A quick update on potential developments which could affect us. There are five proposals which could have an impact on the quality of life and the livelihoods of the parish of Straiton and the surrounding villages.
- Gold Mining in the Galloway Forest Park. GreenOre Gold plc and Koza Ltd (Turkey’s largest gold mining company) have been conducting test drilling a few miles south of Straiton. The environmental damage that might occur if mining were permitted could be tremendous. Huge amounts of rock and stone are dug away for tiny amounts of gold. The company reported that they found 3.8 grammes of gold per tonne about 3 metres below the surface. There are 28.3 grammes in one ounce so this gives you an indication of how many tonnes have to be removed to find just one ounce.
- Wind turbine by Red Bridge on the B741 between Straiton and Dalmellington. Clean Earth Energy Ltd, a company based in Cornwall are considering applying for a single turbine adjacent to Dersalloch. We believe this could set a precedent for extending wind developments by other companies.
- Skeldon wind farm. ABEI Energy are proposing to apply for five turbines at a tip height of 125m near Hollybush/Skeldon. Details of how this could impact us are not clear yet.
- Clauchrie wind farm. Located south of Barr in the Galloway Forest Park.
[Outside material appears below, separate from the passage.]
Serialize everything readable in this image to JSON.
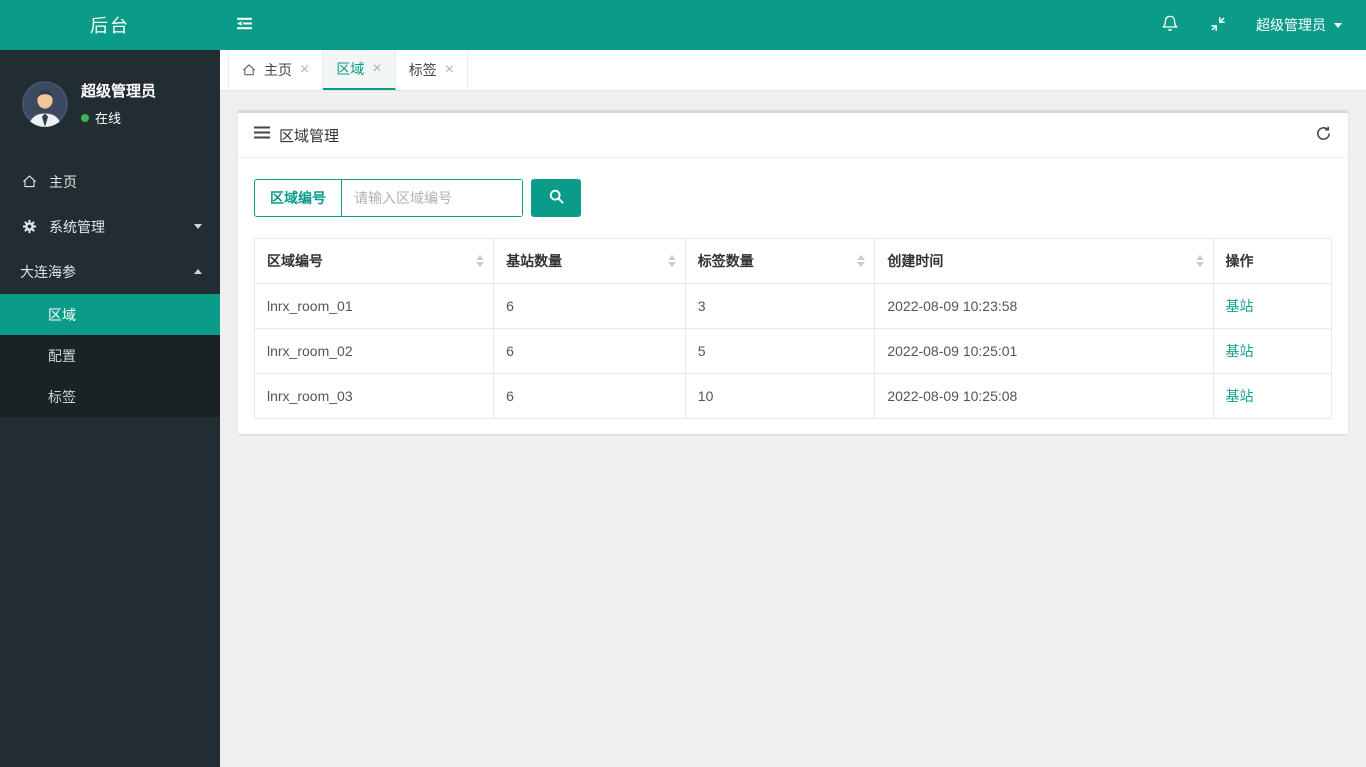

ScottishPower Renewables have produced a scoping report for a development of 18 turbines at a height of 200m. They would be clearly seen from the walks around Straiton and have a detrimental impact on the Merrick Area of Wild Land.
- Carrick wind farm. Again located in the Galloway Forest Park and proposed by ScottishPower Renewables. Details of the amount of turbines have not been finalised but we assume they will also be 200m high. The area covered by this development is vast and the met mast has been erected at the edge of Linfern Loch a few miles south of Straiton. In the past wind farms applications have been for 25 years but both these last two proposals are in perpetuity.
We will be monitoring the above carefully to see how they might impact us and the surrounding communities.